Hypothesis testing is like playing detectives. You know there is a mystery (the question you want to answer), and you have a guess (your hypothesis) about what happened. For example, you might wonder if eating vegetables makes people healthier. Your guess could be that eating vegetables DOES make people healthier.
Now, you need to find out if your guess is correct. So, you collect evidence (data) by asking people what they eat and measuring their health. This is like interviewing people and looking for clues.
Once you have enough evidence, you compare it with your guess. Is the evidence consistent with your guess, or is it against it? If it's consistent, you can say that your guess is likely to be true. If it's against it, you can say that your guess is probably NOT true.
But wait! How do you know if the evidence is consistent or against your guess? You need to do some math (statistical analysis) to answer this question. You calculate something called a p-value, which tells you how likely it is to get the evidence you've collected if your guess is wrong.
If the p-value is very low (less than 0.05), it means that the evidence is not likely to happen by chance alone, and therefore, it is against your guess. If the p-value is high (more than 0.05), it means that the evidence is likely to happen by chance alone, and therefore, it is consistent with your guess.

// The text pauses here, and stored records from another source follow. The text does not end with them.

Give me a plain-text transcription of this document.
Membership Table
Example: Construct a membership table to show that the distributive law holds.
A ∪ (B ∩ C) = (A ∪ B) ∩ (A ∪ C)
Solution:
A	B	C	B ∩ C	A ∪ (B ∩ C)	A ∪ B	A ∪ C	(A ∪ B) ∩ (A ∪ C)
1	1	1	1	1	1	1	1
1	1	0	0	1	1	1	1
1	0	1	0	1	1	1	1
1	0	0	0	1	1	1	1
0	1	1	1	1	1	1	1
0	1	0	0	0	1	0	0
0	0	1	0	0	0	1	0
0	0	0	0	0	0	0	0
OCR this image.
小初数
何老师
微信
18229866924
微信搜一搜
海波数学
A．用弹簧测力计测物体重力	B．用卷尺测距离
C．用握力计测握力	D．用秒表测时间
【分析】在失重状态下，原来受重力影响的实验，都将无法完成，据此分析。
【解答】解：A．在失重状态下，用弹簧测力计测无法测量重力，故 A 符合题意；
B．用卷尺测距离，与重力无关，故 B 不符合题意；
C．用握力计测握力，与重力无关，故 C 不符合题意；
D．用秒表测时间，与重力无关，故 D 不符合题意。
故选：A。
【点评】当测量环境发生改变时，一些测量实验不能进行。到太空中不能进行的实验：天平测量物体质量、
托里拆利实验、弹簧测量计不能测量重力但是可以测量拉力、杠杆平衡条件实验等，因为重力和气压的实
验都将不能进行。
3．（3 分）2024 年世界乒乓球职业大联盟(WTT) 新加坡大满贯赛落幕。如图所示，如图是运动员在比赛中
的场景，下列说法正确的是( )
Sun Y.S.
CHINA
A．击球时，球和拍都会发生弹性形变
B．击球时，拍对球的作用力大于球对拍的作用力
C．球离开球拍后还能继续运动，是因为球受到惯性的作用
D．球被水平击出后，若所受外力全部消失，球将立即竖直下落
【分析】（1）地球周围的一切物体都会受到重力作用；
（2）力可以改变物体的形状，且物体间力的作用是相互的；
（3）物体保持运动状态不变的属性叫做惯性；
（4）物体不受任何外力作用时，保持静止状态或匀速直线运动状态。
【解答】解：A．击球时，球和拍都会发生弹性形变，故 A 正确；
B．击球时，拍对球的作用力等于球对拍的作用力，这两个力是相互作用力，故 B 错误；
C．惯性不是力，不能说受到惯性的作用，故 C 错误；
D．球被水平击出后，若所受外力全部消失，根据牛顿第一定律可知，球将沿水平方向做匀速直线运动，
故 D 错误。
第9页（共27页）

Finally, you can make a conclusion based on your analysis. If the evidence is against your guess, you need to come up with a new guess and collect more evidence. If the evidence is consistent, you can say that your guess is supported by data, but you need to be cautious because there might be other explanations for your findings.
In a nutshell, hypothesis testing is like being a detective who uses evidence (data) and math (statistical analysis) to find out if their guess (hypothesis) is true or false.